What Is A Deposition?
If you are ever a party to a personal injury lawsuit, you may end up having to do a deposition. A deposition is one method lawyers use to gather information about a case. In a deposition, the witness is asked questions under oath about his or her claims or what they contend happened. The attorneys will likely ask questions about your background, including questions about your education, family, and work. The attorneys will also ask you questions about the events that are the subject of the lawsuit. For example, in a car wreck case, the attorney will ask you about specific facts and observations regarding the car wreck and any personal injuries cause by the collision.
How do I prepare for the deposition?
Your personal injury attorney should help you prepare beforehand by reviewing the facts of the case with you, and helping you to understand how to conduct yourself during the deposition. Some important things to remember in your deposition would include:
- Make sure you understand the question before you answer;
- Only answer the question being asked;
- Always tell the truth;
- If you don’t know the answer, don’t guess and don’t speculate.
What do I do if my attorney objects during the deposition?
Sometimes your attorney may object to a question. In Texas cases, attorneys are limited to saying “objection form” or “objection leading.” This simply means that the attorney is objecting to the form of the question (it could be a confusing question, a compound question, or a question that is not specific enough). If a question is leading, that means it is suggesting a particular answer. Leading questions are permitted in some circumstances.
There may be some times where your attorney will instruct you to not answer a given question. For instance, if the question is asking for privileged attorney-client communications, your attorney can instruct you to not answer a question. Unless you are given specific instructions to not answer a question, you must answer the question, if you understand it.
How should I act during the deposition?
Your deposition testimony may be used in trial, so always be polite and treat the opposing attorney with respect, even if he or she is being rude or forceful.
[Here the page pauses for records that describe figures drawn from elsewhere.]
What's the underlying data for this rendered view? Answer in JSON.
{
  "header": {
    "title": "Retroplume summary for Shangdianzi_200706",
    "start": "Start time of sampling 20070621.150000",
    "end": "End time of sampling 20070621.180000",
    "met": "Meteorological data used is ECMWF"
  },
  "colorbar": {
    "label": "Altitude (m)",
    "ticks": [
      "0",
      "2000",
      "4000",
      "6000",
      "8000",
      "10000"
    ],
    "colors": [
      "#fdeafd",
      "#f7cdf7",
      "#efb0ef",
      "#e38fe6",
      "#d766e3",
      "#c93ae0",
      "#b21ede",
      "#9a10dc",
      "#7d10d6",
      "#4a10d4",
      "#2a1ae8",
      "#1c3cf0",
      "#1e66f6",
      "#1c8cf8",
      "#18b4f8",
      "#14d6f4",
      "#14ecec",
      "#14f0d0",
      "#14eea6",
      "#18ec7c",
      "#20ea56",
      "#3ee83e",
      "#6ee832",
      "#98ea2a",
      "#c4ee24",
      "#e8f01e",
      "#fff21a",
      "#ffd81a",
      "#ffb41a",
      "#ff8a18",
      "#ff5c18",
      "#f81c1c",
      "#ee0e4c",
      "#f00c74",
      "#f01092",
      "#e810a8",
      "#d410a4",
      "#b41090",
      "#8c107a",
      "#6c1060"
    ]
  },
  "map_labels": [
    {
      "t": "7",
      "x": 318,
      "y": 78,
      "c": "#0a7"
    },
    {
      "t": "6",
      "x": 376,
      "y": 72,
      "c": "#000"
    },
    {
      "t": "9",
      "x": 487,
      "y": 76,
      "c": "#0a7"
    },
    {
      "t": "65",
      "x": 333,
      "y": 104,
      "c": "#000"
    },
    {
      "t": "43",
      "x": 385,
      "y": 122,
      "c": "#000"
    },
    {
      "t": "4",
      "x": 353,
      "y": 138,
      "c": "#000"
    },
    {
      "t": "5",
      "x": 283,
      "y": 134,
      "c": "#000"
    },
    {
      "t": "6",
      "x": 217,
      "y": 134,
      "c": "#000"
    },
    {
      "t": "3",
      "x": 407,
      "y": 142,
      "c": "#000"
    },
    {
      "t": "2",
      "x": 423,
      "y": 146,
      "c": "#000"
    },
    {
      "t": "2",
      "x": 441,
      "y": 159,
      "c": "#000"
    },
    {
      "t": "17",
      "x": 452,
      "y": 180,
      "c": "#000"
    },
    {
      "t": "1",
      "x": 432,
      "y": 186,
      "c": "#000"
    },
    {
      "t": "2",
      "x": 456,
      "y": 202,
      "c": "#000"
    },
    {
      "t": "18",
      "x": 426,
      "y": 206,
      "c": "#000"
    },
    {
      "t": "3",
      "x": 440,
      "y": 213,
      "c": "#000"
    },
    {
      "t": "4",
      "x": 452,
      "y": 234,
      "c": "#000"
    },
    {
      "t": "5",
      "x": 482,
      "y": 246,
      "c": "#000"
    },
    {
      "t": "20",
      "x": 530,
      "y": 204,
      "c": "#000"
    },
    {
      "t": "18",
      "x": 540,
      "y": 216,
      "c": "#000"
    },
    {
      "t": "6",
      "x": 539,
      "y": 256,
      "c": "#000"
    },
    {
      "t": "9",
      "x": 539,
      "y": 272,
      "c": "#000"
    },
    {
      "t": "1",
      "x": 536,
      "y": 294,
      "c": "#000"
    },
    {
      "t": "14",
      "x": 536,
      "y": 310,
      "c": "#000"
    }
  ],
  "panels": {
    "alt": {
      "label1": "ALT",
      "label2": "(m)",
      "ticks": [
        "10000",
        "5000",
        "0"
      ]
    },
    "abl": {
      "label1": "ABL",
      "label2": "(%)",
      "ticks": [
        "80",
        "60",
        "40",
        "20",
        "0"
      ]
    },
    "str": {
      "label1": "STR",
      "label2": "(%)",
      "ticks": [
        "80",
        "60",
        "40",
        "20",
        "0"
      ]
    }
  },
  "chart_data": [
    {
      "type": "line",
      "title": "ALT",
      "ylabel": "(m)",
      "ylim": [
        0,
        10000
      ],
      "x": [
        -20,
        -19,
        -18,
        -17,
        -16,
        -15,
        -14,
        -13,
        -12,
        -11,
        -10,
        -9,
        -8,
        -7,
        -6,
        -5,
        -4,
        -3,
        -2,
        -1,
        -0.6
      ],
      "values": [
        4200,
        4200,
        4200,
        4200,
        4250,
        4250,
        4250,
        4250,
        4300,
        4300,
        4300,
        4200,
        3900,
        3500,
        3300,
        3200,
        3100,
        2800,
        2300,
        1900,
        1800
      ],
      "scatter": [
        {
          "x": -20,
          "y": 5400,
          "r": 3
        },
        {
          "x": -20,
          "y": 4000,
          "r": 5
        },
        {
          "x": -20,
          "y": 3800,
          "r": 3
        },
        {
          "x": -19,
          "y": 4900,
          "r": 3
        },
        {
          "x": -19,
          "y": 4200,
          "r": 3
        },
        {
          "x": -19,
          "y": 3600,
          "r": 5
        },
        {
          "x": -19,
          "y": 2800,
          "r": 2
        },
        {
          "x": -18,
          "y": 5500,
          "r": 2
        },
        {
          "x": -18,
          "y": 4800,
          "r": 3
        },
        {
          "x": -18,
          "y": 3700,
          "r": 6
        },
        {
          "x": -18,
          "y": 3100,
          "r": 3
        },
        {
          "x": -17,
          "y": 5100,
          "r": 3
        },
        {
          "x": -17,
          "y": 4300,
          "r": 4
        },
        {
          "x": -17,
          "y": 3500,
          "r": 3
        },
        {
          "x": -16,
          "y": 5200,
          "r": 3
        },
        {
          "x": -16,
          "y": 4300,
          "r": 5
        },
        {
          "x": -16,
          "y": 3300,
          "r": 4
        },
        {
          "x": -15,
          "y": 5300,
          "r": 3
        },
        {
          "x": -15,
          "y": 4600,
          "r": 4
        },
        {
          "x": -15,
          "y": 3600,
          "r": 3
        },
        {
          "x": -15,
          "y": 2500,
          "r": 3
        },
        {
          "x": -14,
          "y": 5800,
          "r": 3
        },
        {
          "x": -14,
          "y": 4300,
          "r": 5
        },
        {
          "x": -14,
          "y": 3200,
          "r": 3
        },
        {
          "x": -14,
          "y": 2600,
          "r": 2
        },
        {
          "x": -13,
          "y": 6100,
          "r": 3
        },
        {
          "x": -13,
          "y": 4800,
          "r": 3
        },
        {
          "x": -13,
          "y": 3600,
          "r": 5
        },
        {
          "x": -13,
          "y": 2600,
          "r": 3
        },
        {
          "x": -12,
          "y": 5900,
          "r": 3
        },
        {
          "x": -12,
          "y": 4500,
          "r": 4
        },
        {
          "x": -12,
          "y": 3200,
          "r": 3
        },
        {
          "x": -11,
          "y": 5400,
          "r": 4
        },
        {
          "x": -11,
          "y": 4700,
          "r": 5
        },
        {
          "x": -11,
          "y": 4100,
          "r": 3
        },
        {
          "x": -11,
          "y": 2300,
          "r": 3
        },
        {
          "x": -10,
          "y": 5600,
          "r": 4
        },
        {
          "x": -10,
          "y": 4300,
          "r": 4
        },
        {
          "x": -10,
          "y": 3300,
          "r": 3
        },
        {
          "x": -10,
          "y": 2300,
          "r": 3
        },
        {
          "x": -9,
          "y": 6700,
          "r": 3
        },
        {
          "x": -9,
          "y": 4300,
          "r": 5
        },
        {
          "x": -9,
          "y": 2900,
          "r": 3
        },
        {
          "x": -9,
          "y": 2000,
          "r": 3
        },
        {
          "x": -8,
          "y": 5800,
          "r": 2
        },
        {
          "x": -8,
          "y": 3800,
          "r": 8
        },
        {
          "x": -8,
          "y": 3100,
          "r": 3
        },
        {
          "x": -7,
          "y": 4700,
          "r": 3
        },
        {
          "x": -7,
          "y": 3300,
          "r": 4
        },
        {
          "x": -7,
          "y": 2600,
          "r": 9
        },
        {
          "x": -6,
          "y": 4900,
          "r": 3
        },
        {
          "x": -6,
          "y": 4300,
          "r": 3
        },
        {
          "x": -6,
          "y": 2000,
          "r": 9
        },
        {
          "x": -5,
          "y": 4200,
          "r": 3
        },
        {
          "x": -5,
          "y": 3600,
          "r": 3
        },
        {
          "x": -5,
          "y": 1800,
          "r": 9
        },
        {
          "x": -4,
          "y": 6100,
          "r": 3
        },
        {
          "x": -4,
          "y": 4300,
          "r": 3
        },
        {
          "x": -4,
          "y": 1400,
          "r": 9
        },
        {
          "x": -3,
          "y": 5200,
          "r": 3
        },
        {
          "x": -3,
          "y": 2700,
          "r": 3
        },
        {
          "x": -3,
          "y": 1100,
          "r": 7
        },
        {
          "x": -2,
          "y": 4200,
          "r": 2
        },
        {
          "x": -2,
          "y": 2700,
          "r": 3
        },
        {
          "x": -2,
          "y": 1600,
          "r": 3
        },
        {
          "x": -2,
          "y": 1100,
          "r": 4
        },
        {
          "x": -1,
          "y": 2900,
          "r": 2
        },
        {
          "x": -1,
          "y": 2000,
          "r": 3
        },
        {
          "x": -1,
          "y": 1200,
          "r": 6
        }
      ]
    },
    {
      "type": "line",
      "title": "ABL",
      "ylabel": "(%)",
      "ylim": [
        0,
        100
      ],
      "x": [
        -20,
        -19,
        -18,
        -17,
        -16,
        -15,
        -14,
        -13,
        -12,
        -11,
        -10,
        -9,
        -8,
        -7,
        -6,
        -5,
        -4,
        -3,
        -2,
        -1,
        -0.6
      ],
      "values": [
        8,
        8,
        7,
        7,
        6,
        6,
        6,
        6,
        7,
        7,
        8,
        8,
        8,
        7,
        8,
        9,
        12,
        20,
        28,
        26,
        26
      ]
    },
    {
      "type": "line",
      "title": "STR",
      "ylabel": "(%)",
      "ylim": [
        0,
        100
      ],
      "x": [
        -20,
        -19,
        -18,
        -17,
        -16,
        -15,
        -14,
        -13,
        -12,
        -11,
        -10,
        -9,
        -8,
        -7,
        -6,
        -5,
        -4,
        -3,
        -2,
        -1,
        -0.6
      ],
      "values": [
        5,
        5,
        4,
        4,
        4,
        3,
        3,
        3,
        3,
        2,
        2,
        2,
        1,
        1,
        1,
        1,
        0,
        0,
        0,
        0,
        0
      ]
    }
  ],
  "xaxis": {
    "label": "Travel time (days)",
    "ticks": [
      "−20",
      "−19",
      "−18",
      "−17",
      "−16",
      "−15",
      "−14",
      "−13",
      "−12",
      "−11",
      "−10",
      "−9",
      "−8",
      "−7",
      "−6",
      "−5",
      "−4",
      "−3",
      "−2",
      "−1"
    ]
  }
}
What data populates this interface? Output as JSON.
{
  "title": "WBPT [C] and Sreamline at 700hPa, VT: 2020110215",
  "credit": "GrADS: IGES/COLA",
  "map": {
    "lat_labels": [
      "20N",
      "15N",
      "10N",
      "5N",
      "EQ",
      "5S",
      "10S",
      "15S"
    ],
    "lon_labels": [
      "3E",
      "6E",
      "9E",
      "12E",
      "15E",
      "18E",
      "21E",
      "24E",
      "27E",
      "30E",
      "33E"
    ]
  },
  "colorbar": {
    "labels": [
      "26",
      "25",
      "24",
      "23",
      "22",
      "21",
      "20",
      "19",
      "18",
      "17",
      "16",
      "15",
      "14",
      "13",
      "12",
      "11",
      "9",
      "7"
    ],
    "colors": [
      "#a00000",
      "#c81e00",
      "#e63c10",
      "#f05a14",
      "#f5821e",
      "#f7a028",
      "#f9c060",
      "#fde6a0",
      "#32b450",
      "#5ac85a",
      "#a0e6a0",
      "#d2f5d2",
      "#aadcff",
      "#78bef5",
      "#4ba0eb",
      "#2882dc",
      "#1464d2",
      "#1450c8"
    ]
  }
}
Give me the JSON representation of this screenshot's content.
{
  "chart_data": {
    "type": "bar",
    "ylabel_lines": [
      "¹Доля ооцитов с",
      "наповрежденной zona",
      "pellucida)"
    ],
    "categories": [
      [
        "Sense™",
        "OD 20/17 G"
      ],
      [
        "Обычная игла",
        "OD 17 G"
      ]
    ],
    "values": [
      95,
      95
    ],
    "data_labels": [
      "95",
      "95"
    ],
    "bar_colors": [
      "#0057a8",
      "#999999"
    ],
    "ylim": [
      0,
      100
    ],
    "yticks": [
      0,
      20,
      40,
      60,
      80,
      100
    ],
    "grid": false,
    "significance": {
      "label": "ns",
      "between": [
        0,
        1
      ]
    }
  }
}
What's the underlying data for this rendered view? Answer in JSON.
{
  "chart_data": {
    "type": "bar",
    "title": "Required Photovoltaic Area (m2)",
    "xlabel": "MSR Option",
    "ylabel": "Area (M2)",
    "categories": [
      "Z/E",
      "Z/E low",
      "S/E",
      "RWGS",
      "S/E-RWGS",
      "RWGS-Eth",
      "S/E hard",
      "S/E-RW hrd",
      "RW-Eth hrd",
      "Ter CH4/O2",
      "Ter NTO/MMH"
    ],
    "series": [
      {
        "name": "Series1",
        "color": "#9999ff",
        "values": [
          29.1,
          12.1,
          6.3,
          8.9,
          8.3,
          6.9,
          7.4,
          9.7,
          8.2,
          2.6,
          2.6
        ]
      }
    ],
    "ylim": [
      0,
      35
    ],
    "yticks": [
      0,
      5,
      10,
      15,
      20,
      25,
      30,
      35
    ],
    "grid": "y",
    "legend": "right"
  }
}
Attorneys use depositions to determine how much a jury will like you at trial, so it’s always a good idea be on your best behavior.
How should I dress for my deposition?
Your attorney should answer this question for you depending on the circumstances. Many personal injury attorneys will videotape a deposition, so your appearance is important. A good rule of thumb is that you can never be too overdressed. Understand that part of the purpose of a deposition is for the other lawyers and their representatives to “size you up.” If you dress like a slob, they’ll think you’re a slob. We generally tell our clients to wear business casual– something that would not be embarrassing for you if you saw someone important at the grocery store.
Deposition preparation is important. How you answer questions, your wording, and your personal presentation are all important aspects of your case.